As noted above, this LCA of EPDM did not look into recyclability of the product. But theres important news on that front, as well. EPDM rubber now ranks as one of the worlds most recyclable low-slope roofing products. Since 2006, almost thirteen million square feet of EPDM have been removed, transported and recycled from buildings all across North America and Canada, reducing solid waste and pollution. Beyond that, recycled EPDM is having significant impact on the balance sheets of participating companies: More than half of the EPDM recycled nationally has become either cost-neutral or yielded cost savings when compared to traditional landfill disposal.

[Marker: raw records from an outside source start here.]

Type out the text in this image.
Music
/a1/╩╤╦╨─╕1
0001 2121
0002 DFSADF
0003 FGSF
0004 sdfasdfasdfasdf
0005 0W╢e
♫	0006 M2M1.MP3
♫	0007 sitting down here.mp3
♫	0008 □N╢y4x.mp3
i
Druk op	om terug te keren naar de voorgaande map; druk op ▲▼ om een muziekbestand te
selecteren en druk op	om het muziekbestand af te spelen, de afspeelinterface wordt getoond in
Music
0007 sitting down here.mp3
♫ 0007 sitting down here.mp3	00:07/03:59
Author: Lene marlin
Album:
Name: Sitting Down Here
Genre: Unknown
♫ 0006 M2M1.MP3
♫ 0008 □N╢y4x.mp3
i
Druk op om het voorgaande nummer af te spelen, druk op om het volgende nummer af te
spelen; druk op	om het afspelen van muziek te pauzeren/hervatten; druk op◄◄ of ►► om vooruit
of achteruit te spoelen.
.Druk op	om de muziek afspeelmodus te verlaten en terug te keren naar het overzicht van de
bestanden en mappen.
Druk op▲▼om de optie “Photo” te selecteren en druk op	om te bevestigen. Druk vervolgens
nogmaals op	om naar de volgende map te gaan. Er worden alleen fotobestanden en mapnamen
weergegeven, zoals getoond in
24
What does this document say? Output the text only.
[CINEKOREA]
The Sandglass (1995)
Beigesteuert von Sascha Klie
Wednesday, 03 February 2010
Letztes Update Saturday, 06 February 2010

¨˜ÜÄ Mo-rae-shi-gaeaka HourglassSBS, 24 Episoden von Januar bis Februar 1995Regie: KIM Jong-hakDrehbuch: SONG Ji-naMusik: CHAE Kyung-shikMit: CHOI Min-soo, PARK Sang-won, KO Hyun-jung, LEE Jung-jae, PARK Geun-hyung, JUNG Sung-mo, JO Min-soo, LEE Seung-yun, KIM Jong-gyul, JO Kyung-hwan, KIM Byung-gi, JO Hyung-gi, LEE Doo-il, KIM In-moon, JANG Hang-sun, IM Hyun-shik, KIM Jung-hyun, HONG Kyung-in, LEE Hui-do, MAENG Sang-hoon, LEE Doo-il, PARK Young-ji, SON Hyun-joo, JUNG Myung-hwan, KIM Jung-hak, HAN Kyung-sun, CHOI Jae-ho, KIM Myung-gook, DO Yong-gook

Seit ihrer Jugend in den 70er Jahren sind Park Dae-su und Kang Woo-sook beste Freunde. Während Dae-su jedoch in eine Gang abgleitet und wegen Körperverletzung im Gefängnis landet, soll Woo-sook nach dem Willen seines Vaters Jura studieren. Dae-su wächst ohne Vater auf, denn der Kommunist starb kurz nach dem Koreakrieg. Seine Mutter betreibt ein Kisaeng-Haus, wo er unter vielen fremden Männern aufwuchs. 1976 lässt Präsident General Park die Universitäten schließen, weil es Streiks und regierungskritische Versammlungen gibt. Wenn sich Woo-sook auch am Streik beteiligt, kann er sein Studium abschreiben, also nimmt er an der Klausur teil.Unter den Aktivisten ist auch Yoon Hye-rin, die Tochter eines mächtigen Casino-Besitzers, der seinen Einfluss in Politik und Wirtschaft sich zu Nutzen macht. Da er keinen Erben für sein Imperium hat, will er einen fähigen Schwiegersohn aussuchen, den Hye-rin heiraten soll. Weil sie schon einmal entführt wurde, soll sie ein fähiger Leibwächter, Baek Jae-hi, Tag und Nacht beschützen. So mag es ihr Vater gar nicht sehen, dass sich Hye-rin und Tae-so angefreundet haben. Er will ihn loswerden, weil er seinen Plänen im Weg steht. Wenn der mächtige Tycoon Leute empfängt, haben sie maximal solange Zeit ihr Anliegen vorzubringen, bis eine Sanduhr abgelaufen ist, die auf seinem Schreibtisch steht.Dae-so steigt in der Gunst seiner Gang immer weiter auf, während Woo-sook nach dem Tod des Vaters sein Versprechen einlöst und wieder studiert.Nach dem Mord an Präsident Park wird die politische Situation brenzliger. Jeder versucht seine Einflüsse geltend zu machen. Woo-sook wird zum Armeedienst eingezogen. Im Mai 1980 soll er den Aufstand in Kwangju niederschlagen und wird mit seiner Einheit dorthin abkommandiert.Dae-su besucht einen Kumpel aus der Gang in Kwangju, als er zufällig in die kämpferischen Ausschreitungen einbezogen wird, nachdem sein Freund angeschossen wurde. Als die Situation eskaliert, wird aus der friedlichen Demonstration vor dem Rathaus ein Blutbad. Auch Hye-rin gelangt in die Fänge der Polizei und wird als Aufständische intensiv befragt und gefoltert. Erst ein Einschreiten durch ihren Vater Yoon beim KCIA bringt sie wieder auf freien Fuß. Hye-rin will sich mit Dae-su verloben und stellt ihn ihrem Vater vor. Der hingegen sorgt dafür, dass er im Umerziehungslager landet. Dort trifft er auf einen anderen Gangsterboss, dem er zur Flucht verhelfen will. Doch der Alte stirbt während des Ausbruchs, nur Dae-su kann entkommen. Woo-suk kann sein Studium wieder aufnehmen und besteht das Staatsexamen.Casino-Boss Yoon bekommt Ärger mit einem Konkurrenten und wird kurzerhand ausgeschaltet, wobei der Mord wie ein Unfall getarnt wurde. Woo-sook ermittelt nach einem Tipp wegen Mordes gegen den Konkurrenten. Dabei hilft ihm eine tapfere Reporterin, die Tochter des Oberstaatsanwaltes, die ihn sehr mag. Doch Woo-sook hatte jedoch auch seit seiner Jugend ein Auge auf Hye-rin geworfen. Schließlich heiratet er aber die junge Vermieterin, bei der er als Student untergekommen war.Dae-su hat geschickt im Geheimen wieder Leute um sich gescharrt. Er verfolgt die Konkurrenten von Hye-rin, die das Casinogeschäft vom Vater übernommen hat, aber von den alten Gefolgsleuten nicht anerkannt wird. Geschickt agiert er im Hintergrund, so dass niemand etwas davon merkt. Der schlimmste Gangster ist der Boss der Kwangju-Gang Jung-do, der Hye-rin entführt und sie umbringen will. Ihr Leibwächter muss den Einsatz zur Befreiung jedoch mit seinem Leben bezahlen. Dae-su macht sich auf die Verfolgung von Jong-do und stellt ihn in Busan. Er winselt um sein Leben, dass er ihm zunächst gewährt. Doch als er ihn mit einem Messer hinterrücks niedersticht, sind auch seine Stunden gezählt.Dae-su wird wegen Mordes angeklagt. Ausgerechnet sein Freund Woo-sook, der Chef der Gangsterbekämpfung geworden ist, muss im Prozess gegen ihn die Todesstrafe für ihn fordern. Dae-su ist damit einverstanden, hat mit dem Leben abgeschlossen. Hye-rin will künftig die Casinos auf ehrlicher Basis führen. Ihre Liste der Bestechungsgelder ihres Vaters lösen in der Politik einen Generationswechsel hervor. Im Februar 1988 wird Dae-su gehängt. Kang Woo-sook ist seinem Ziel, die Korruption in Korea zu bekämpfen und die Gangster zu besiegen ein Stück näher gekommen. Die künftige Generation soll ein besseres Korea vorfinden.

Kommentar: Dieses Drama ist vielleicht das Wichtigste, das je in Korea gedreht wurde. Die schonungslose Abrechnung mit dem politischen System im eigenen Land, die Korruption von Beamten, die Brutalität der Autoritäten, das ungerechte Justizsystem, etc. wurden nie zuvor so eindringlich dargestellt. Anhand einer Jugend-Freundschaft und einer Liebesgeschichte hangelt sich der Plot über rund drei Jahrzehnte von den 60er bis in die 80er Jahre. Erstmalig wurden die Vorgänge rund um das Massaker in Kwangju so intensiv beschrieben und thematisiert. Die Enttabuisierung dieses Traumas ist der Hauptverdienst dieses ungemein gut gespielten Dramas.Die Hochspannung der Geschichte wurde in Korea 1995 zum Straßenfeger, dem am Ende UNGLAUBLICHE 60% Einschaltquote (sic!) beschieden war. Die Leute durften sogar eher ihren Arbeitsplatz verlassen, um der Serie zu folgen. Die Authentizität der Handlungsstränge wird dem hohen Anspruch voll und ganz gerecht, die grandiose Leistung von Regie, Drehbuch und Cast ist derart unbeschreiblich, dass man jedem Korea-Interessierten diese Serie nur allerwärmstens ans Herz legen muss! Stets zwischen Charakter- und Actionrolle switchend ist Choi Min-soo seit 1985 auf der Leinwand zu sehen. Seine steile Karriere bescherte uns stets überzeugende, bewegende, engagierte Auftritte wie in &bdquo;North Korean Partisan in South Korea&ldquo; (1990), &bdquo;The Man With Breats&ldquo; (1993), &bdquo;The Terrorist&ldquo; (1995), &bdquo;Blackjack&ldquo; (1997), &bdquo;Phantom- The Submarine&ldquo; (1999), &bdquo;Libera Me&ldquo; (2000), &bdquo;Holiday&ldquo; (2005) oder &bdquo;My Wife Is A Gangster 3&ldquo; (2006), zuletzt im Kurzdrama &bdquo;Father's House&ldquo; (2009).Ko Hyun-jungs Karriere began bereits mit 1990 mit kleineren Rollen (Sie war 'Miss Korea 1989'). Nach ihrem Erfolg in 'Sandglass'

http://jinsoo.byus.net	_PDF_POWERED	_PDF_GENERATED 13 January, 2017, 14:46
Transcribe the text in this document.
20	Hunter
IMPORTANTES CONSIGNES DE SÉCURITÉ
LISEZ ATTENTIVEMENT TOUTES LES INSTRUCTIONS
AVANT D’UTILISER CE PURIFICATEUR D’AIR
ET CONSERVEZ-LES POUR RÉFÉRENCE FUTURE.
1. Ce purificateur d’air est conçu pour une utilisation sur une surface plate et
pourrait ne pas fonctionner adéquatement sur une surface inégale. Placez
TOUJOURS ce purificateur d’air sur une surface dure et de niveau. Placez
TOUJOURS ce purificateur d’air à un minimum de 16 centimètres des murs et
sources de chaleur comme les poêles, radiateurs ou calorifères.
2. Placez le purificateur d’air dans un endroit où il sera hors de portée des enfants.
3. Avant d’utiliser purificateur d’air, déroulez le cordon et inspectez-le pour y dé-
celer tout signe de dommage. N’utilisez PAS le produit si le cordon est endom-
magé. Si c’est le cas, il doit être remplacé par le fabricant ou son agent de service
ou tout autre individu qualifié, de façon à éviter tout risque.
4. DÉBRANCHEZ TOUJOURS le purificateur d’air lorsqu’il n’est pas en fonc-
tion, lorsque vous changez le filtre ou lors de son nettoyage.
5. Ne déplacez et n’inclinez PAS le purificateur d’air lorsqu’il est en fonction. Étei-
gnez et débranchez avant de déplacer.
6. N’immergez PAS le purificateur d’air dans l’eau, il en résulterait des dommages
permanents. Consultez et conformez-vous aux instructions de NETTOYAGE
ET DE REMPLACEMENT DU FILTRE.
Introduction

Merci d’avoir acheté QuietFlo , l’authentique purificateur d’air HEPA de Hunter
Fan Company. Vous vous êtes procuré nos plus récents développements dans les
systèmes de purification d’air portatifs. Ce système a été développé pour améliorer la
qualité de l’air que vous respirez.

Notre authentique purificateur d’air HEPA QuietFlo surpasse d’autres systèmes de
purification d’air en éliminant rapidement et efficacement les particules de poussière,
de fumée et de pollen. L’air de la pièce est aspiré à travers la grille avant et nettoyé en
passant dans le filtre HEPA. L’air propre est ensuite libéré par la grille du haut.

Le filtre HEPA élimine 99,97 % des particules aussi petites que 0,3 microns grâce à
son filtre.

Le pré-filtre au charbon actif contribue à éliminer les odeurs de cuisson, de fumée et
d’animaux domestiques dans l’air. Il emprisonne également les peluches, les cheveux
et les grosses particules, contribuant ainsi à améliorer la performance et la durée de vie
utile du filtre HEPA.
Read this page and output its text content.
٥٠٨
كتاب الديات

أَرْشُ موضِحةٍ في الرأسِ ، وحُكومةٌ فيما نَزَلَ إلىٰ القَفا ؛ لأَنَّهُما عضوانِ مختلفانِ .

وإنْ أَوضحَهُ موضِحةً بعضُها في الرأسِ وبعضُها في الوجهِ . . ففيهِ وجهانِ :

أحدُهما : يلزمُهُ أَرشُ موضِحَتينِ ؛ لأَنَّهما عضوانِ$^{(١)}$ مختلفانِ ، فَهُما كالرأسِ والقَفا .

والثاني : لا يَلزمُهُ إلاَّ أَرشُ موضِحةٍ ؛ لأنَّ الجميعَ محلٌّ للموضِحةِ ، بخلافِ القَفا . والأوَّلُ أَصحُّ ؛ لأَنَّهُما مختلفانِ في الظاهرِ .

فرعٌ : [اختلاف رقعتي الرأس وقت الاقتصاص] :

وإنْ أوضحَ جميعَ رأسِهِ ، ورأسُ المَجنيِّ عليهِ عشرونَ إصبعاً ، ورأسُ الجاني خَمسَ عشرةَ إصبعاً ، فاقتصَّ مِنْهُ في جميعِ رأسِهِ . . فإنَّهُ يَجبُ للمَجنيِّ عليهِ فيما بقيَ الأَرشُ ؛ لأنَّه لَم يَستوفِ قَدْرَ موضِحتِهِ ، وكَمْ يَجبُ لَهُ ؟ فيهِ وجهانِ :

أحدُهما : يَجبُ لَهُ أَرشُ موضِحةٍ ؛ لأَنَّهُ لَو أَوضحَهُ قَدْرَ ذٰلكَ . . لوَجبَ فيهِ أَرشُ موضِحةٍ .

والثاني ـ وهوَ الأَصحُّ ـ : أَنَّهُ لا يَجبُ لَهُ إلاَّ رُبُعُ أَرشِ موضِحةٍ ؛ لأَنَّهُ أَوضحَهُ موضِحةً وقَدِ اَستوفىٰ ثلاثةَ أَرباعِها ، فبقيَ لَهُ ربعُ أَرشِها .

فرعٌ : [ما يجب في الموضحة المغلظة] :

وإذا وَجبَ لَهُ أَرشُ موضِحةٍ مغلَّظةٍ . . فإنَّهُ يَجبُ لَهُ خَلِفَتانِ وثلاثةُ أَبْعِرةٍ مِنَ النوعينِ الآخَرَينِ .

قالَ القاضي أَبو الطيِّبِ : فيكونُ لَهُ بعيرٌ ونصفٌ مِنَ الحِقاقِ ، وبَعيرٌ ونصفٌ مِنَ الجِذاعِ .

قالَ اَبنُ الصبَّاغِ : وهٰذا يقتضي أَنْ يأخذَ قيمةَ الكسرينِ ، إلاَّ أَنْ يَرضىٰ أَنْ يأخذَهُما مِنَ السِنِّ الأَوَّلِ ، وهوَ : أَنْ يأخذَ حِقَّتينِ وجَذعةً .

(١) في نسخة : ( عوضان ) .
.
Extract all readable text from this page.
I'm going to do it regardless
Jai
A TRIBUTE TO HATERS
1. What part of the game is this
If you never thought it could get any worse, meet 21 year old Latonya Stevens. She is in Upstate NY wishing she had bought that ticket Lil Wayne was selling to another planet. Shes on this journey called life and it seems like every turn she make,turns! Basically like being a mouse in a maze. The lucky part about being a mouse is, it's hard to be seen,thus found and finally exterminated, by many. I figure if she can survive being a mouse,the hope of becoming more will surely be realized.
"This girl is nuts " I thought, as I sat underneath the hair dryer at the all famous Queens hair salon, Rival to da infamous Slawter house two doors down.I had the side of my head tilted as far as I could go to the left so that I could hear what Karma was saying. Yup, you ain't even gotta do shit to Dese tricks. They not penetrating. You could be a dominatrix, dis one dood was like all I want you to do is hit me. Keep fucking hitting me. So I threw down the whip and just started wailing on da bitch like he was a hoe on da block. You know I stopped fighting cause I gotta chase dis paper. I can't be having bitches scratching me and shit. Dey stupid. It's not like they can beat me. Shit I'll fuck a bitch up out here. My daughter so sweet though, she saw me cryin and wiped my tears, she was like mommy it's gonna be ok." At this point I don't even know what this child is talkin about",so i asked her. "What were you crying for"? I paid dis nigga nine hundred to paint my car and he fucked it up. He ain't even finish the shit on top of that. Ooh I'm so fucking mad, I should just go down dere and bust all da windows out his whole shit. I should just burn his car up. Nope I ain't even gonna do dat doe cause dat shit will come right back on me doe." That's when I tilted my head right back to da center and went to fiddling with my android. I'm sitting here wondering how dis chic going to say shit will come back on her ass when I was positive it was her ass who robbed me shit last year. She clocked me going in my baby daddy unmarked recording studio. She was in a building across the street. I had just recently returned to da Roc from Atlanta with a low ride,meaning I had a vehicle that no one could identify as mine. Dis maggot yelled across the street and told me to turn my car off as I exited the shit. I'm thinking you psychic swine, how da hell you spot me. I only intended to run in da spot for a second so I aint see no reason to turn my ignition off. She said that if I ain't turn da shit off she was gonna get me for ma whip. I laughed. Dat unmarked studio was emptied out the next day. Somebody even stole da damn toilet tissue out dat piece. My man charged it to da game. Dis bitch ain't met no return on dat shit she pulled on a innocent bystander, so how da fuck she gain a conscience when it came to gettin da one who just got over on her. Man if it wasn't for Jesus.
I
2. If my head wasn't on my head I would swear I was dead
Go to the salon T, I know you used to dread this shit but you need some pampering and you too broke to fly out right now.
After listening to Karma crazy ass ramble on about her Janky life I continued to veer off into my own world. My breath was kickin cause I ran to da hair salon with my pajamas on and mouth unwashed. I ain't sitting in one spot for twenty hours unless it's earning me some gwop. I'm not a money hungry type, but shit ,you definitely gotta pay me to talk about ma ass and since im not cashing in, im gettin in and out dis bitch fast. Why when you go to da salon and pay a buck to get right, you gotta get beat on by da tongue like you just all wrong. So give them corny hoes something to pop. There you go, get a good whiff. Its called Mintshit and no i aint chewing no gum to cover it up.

Specifiers and facilities managers are now seeing roof recycling as an absolute necessity in the years to come. The average EPDM roofing membrane installed on a facility in 2011 may be up for replacement in 30 years. By that time, roof recycling will most likely be a necessity, not an option, due to a growing number of codes that incorporate sustainability requirements. Along with more stringent government penalties, a decline in available landfill space in some parts of the country and rising disposal costs have contributed to the viability of recycling.

Taken together, the scientific findings of the LCA and the explosive growth of recycling show that EPDM is an excellent option for green building present and future. Add in the fact that EPDM is available in both black and white, and this long-time staple of the roofing industry becomes the roofing system of choice to deliver environmental benefits in any and every climate.